Klarinet Archive - Posting 000189.txt from 1994/10

From: "Dan Leeson: LEESON@-----.EDU>
Subj: More news on Stadler's basset clarinet
Date: Tue, 18 Oct 1994 13:06:10 -0400

The following is a handout made by Pamela Poulin at a Chicago clarinet
conference unknown to me either by place or date.

"What Stadler's Basset Clarinet Looked Like and the First
Documented Performance of the Mozart Clarinet Concerto:
Discoveries in Riga.

"Withthe recent changes in the former Soviet Union, I was able recently to
travel to Riga, Latvia and permitted access to archives. There I discovered
three concert programs of performances presented by Mozart's friend and
colleague Anton Stadler in February and March, 1794 as part of a five-year
concert tour which took this clarinettist throughout northern Europe and
as far away as St. Petersburg.

"These programs contain information about Stadler and other performers,
specific compositions performed and, for the first time, a detailed engraving
of Stadler's basset clarinet. One such composition is Mozart's clarinet
concerto, the autograph manuscript now lost, composed for Stadler and his
unusual basset clarinet, a clarinet in A, B-flat, or C with extended lower
range to C, an octave below middle C. The Riga concert program on which the
Mozart Clarinet Concert appears is the first source to come to light
documenting Stadler's performance of the Mozart Clarinet Concerto (it is
assumed that his concert in Prague on 16 October 1791 included this work, but
no documentary proof has yet been found). Other hitherto unknown compositions
are included as well, for example, a concerto by F. X. Sussmayr, heretofore
believed never to have been completed and a concerto by Stadler himself
(previously unknown, not appearing with his other compositions listed in the
Hofmeister-Whistling catalogues of the time). All three concerti are here
announced as being composed for Stadler's 'newly invented' clarinet.
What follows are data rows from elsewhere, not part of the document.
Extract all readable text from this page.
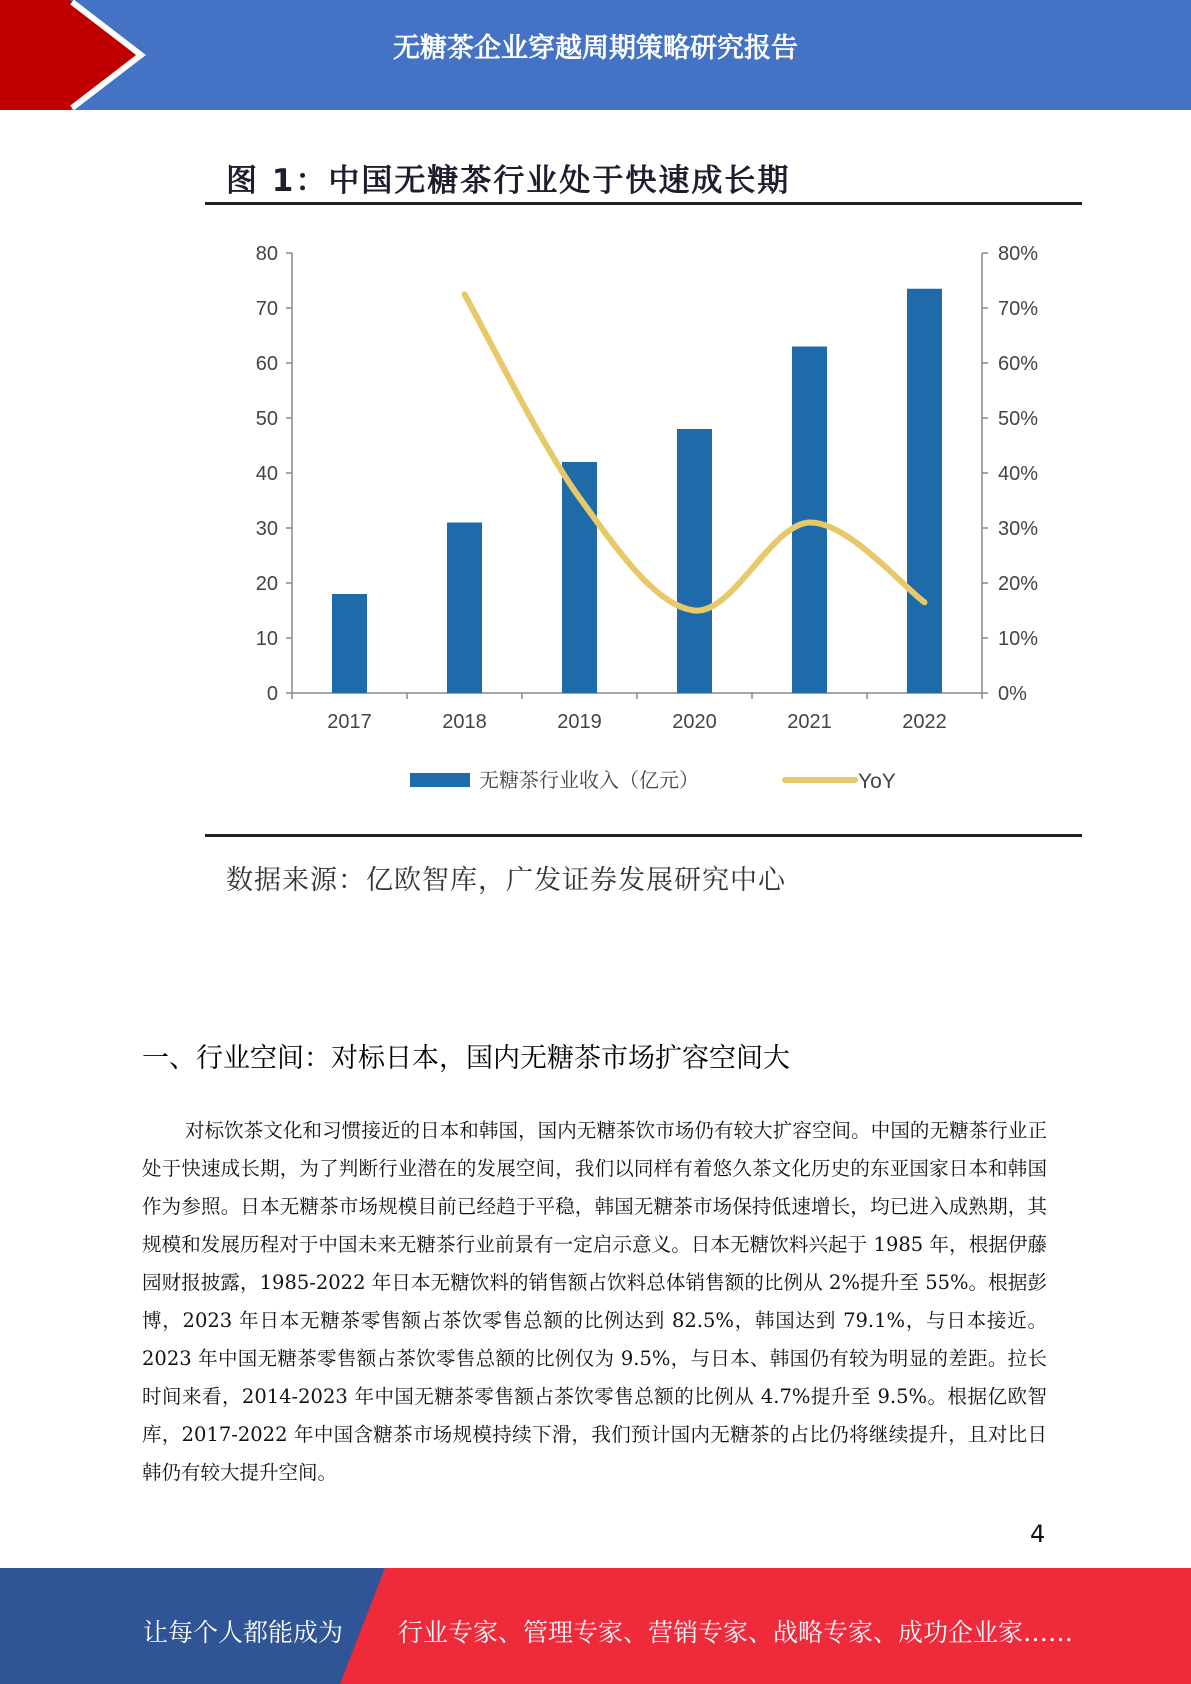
无糖茶企业穿越周期策略研究报告
图 1：中国无糖茶行业处于快速成长期
0
10
20
30
40
50
60
70
80
0%
10%
20%
30%
40%
50%
60%
70%
80%
2017	2018	2019	2020	2021	2022
无糖茶行业收入（亿元）	YoY
数据来源：亿欧智库，广发证券发展研究中心
一、行业空间：对标日本，国内无糖茶市场扩容空间大
对标饮茶文化和习惯接近的日本和韩国，国内无糖茶饮市场仍有较大扩容空间。中国的无糖茶行业正处于快速成长期，为了判断行业潜在的发展空间，我们以同样有着悠久茶文化历史的东亚国家日本和韩国作为参照。日本无糖茶市场规模目前已经趋于平稳，韩国无糖茶市场保持低速增长，均已进入成熟期，其规模和发展历程对于中国未来无糖茶行业前景有一定启示意义。日本无糖饮料兴起于 1985 年，根据伊藤园财报披露，1985-2022 年日本无糖饮料的销售额占饮料总体销售额的比例从 2%提升至 55%。根据彭博，2023 年日本无糖茶零售额占茶饮零售总额的比例达到 82.5%，韩国达到 79.1%，与日本接近。2023 年中国无糖茶零售额占茶饮零售总额的比例仅为 9.5%，与日本、韩国仍有较为明显的差距。拉长时间来看，2014-2023 年中国无糖茶零售额占茶饮零售总额的比例从 4.7%提升至 9.5%。根据亿欧智库，2017-2022 年中国含糖茶市场规模持续下滑，我们预计国内无糖茶的占比仍将继续提升，且对比日韩仍有较大提升空间。
4
让每个人都能成为 行业专家、管理专家、营销专家、战略专家、成功企业家……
"Also included on these particular programs (and not programs of other
clarinettists performing in Riga) are depictions of an unusual clarinet with a
lower extension. A letter by Stadler commissioning a basset clarinet,
which he describes, confirms that this is a representation of Stadler's
basset clarinet (believed lost), provides us with the needed information
as to what Stadler's basset clarinet actually looked like, and may
possibly lead to the identification of basset clarinets surving (probably
mislabelled) in museums and instrument collections today."

END OF QUOTATION

I ought to get the stupidity prize of the year, maybe even the decade.
NOW I remember where I know the name Pamela Poulin. In January, 1991,
there was a big conference in Salzburg to commemorate the death of
Mozart and 100 papers were delivered. Mine was one of them.

It was a madhouse. I noticed
a paper being given by Pamela Poulin, but it was at the same time that
another was being given that interested me more. I don't think my
head was screwed on right. The title of Pamela's paper was:

"A Report on New Information Regarding Stadler's Concert Tour of
Europe and Two Early Examples of the Basset Clarinet."

If anyone is interest I have the paper. I also have a sick stomach
for being 3 years out of synch with reality!!

More on this when I get the picture of the instrument which is
winging its way to Mr. Stupidity of the Century even as he writes
this note.

====================================
Dan Leeson, Los Altos, California
(leeson@-----.edu)
(leeson@-----.edu)
(dnl2073@-----.edu)
Any of the above three addresses may be used. Take your pick.